Tex Ritter

Tex Ritter (born Maurice Woodward Ritter) (January 12, 1905 - January 2, 1974) was one of the early pioneers of American country and Western music. Ritter grew up on his family's farm in Panola County, Texas and attended high school in Beaumont. After graduating from high school, he entered the University of Texas at Austin to study law.

After a visit to Chicago, Ritter decided to continue his law studies at Northwestern University's law school in 1929. He was unable to continue with the course due to lack of money and left to join a touring production of The New Moon in 1930.

In 1932, Ritter sang on NBC radio and also played the part of Sagebrush Charlie in a Broadway production of The Roundup and Mother Lode. He also worked on various radio programs, sang songs, and told tales of the Old West in Lone Star Rangers. He also appeared in several radio dramas, including CBS's Bobby Benson's Adventures and Death Valley Days. In 1933, Ritter starred in a children's cowboy radio show on WINS radio in New York called Cowboy Tom's Roundup. These shows marked the beginning of Ritter's popularity in radio, which paved the way for his upcoming singing career.

Ritter made four recordings for the American Record Corporation in 1933 but only the song "Rye Whiskey" was released; shortly thereafter, he moved to Decca Records, where he made his first original recordings, "Sam Hall" and "Get Along Little Dogie", in 1935. He went on to record a total of 29 songs for Decca, the last being in 1939 in Los Angeles as part of Tex Ritter and His Texans.
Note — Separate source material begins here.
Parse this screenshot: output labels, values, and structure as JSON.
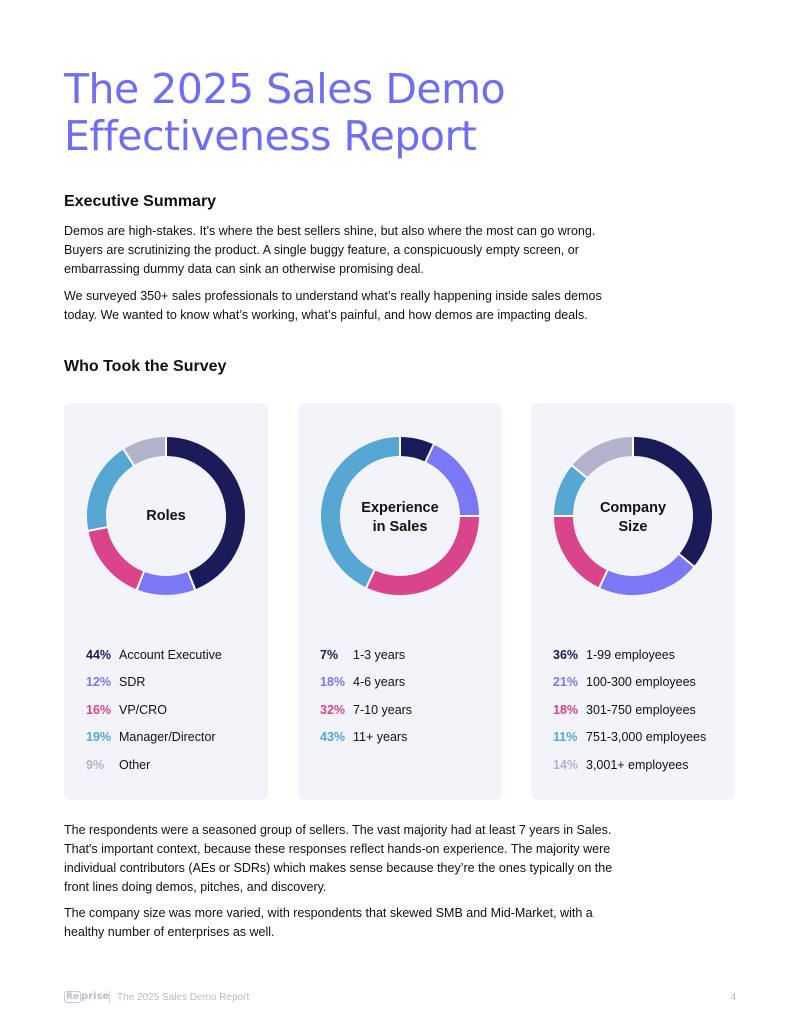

Ritter, in addition to being a singer and theatre actor, was also a movie actor in B-grade western movies. These included Song Of The Gringo, Headin' For The Rio Grande, and Trouble In Texas (1937), which he co-starred with Rita Hayworth (then known as Rita Cansino). In 1938, after starring in Utah Trail, Ritter left the financially-troubled Grand National film company; between 1938 and 1945, he starred in around 40 "singing cowboy" movies, most to critical scorn.

In 1942, Ritter's music recording career began what was his most successful period as an artist. He achieved significant success with "Jingle, Jangle, Jingle", and in 1944, he scored another hit with "I'm Wastin' My Tears On You", which hit #1 on the country charts and #11 on the popular music charts. "There's A New Moon Over My Shoulder" was a country #2 and pop charts #21. Between 1945 and 1946, he registered seven consecutive Top 5 hits, including "You Two Timed Me One Time Too Often", a country number 1 which spent 11 weeks on the charts. In 1948, "Rye Whiskey" and his cover of "Deck Of Cards" both made the Top 10 and "Pecos Bill" reached #15. In 1950, "Daddy's Last Letter (Private First Class John H. McCormick)" also became a hit. In 1952, the movie title-track song "High Noon" became a hit even after it seemed that his days of hit songs were over; the song received an Oscar for Best Title Song that year.

Even after the peak of his performing career, Ritter would be recognized for his contributions to country and Western music and for his artistic versatility. In 1963, Ritter became one of the founding members of the Country Music Association. In 1964, he became the fifth person and first singing cowboy to be elected to the Country Music Hall of Fame. He also received a lifetime membership to the Grand Ole Opry. In 1974, Ritter had a heart attack while arranging to bail a friend out of jail and died. His song "The Americans" became a posthumous hit shortly after his death.

His younger son, John Ritter, was a notable American television actor best known for his role on the show Three's Company (aired from 1977 to 1984.)